While the technical rehearsal was a remarkably smooth affair (this was the first time we had a run-through with a full cast) the dress rehearsal was less satisfying. For a number of reasons, the cast were flustered and full of a nervous energy instead of a controlled one. When the audience laughed at one of the intentionally funny lines, a sense of nervous relief made them play the piece for laughs and miss much of the underlying darkness. However, after some terse final director's notes (see portfolio) they found the courage and the control to perform it just as I had asked. When it counted, they knew exactly what they were doing and why they were doing it which was very satisfying to all concerned.

The feedback from the audience has been surprisingly complimentary. After all the fuss from the faculty about the piece's obscenity and offensiveness (which, while justified, has nonetheless placed us under quite an emotional strain), it was a pleasant surprise when, one after another, women came up to me and said that, although they disagreed with some of it, the play had made them think (which was the whole point of it).

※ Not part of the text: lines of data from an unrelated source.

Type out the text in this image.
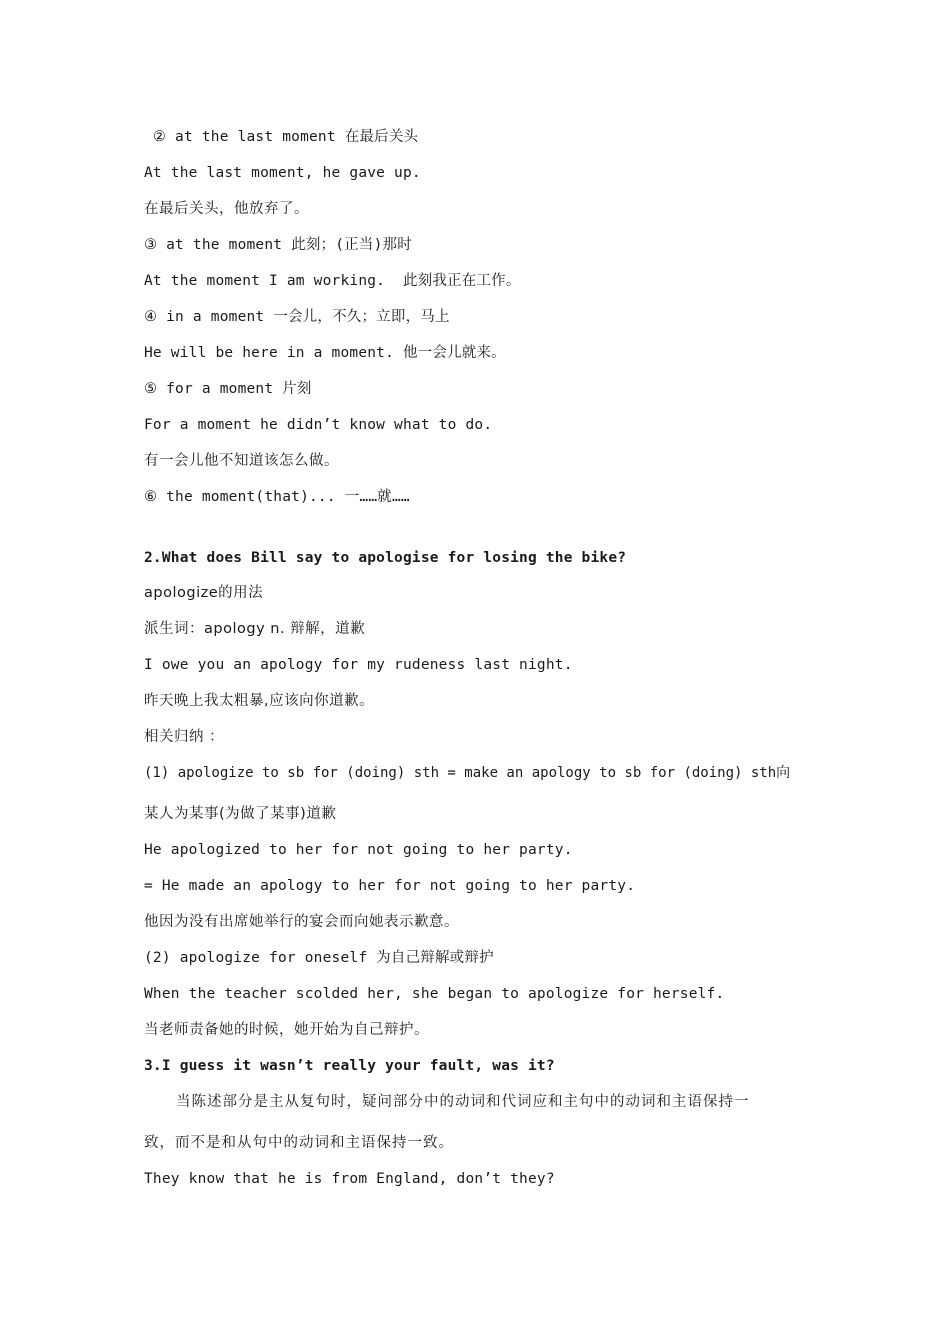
② at the last moment 在最后关头
At the last moment, he gave up.
在最后关头，他放弃了。
③ at the moment 此刻；(正当)那时
At the moment I am working.  此刻我正在工作。
④ in a moment 一会儿，不久；立即，马上
He will be here in a moment. 他一会儿就来。
⑤ for a moment 片刻
For a moment he didn’t know what to do.
有一会儿他不知道该怎么做。
⑥ the moment(that)... 一……就……
2.What does Bill say to apologise for losing the bike?
apologize的用法
派生词：apology n. 辩解，道歉
I owe you an apology for my rudeness last night.
昨天晚上我太粗暴,应该向你道歉。
相关归纳 ：
(1) apologize to sb for (doing) sth = make an apology to sb for (doing) sth向
某人为某事(为做了某事)道歉
He apologized to her for not going to her party.
= He made an apology to her for not going to her party.
他因为没有出席她举行的宴会而向她表示歉意。
(2) apologize for oneself 为自己辩解或辩护
When the teacher scolded her, she began to apologize for herself.
当老师责备她的时候，她开始为自己辩护。
3.I guess it wasn’t really your fault, was it?
当陈述部分是主从复句时，疑问部分中的动词和代词应和主句中的动词和主语保持一
致，而不是和从句中的动词和主语保持一致。
They know that he is from England, don’t they?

Another point (which I think has often been missed) is that both Christopher and Peter are wrong. Both men have distorted a part of the truth into a disastrous dialectic with a harmful synthesis. There is nothing agreeable in that.

10. End product evaluation.

Although I was solely responsible for writing the script, the overall nature of the piece has changed so much due to the circumstances of its realization that it deserves to be described as a devised piece as well. I believe that the end product can be measured favourably against all of the original S.M.A.R.T. objectives although I am not sure if I have produced as dangerous a piece of theatre as I had originally intended (although perhaps this is no bad thing!). It certainly felt dangerous during the process and, while I am pleased that we took all those risks and survived the experience, I would like the security of some smug cosy consensus theatre before trying it again.